И резко обернувшись, он поднял руку к большой парижской гравюре. Из черного квадрата рамы, спокойно сложив руки на трости и проницая зрителя огненным взглядом, прямо смотрел перед собой мыслитель-фанатик с крепко сжатами губами и ярко светящимся лбом. Человек-сила, человек-воля, человек-мысль, казалось, все испепелял своими светлыми глазами магнетизера, весь напряженье, энергия и решимость. Но при этом, сквозь пристальный огонь зрачков, сквозь властное напряжение лицевых мускулов, чувствовалось в исхудалых щеках, в складках у рта, в глубоко впалых висках страданье непризнанного искателя, непоколебимого в своем учении, в своих открытиях, в своей вере. Великое спокойствие высшего знания, казалось, господствовало над выражением глубокой боли от драматизма личной судьбы, безотрадность которой преодолевала торжествующая надо всем и все озаряющая мысль великого новатора.
– Будущая судьба человеческого рода – либо беспредельное счастье в социетарном строе, предуказанном великим Шарлем Фурье, либо безграничные страдания в состоянии разобщенного и ложного производства. Оно уже привело к тому, что семь восьмых современного человечества захвачены небольшою горстью тунеядцев, которая живет на его счет и его трудами…

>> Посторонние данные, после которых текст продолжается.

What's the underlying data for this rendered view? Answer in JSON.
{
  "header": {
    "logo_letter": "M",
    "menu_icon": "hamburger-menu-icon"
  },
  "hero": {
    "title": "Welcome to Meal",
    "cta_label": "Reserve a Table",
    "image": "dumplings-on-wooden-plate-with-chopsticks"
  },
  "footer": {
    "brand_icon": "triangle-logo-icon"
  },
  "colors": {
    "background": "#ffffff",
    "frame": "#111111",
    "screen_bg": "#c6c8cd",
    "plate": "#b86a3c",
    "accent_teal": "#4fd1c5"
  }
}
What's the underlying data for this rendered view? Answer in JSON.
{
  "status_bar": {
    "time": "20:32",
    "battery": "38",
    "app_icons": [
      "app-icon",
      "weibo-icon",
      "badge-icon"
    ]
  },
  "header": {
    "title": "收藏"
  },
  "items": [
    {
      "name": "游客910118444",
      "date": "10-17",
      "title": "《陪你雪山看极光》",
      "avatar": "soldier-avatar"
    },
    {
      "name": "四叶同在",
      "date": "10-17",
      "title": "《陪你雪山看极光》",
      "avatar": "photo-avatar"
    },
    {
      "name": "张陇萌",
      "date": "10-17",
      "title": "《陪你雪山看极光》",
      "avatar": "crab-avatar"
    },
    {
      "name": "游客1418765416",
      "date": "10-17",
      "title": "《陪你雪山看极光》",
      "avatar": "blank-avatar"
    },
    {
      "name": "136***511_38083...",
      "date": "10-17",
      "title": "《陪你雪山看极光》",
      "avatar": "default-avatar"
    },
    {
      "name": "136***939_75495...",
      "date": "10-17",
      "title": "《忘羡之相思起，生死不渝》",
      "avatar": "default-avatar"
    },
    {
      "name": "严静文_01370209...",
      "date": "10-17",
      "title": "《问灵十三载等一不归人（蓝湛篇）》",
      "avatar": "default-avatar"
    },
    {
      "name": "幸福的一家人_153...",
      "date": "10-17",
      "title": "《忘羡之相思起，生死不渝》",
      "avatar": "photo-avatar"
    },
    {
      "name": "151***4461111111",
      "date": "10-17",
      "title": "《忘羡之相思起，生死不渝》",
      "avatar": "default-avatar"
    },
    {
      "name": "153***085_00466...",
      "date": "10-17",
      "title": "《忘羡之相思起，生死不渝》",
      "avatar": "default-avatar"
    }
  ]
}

– Вы указываете мне целый путь. И все же я не вижу конечной цели. В чем она? Скажите мне, и я, может быть, пойду за вами…
– Извольте: в ассоциации.
– Но что понимать под этим термином?
– Искусство применять к индустрии все страсти, все характеры, все инстинкты и вкусы…
– Но к чему же это приведет нас?
– К новому, социальному миру, который не станет звать к нищете, как это делало две тысячи лет христианство, а навсегда отменит страдание и бедность во всем человечестве.
Суд
Гладко выбеленный зал. На возвышении узкий стол под красным казенным покрывалом с тяжелой золотой бахромою. Из кровавой глади сукна вырастает трехгранное зерцало с указами Петра под крыльями двуглавого орла. Рядом огромный бронзовый крест с распластанной по его брусьям точеной фигуркой из слоновой кости. У самого подножия этого резного изображения древней казни увесистые томы военно-полевых постановлений с их неумолимыми санкциями расстреляния и повешения. А длинные слоновьи клыки, превращенные токарем в пригвожденные бескровные руки, распростерты на темном полотне парадного портрета, с высоты которого леденит зрителя своим мертвенным взглядом, естественно, высокий конногвардеец с ногами Аполлона, мнущий небрежно перчатку и крепко сжимающий фетр с белоснежным султаном.
Под самыми звездами высочайших шпор хмурятся пять старческих лиц в бакенбардах, усах и тупеях.
Волчья морда Дубельта. Тяжелый череп коменданта Набокова. Лунный лик седовласого старца с бритой губою и птичьими глазами, во фраке с белой звездою – сенатор Гагарин. И еще морщины, зачесы и жирные складки холеных щек и двойных подбородков: тучный Ростовцев с широким бабьим лицом, сухой Долгоруков с металлически-жестким взглядом. Повсюду лазурь и зелень мундиров, серебро шнуров и золото орденских знаков. Секретная следственная комиссия в полном составе.
Они сидели молча, лейтенанты, адъютанты и тайные советники его величества, спокойные, замкнутые, неприступные, упоенные пожалованными им свыше полномочиями, гордые своими раболепными доблестями, даровавшими им под старость право проливать потоками молодую кровь и строить свое блистательное благополучие на бестрепетности смертных приговоров, скрепленных их узорными, нарядными и по-царски размашистыми подписями.
Из-под красного покрывала судейского стола, с высоты у своей плахи, любопытно и жадно устремлялись пронзительные взгляды на щуплого, хилого, нервного молодого литератора, застывшего перед ними с тревожно бьющимся сердцем и широко раскрытыми глазами.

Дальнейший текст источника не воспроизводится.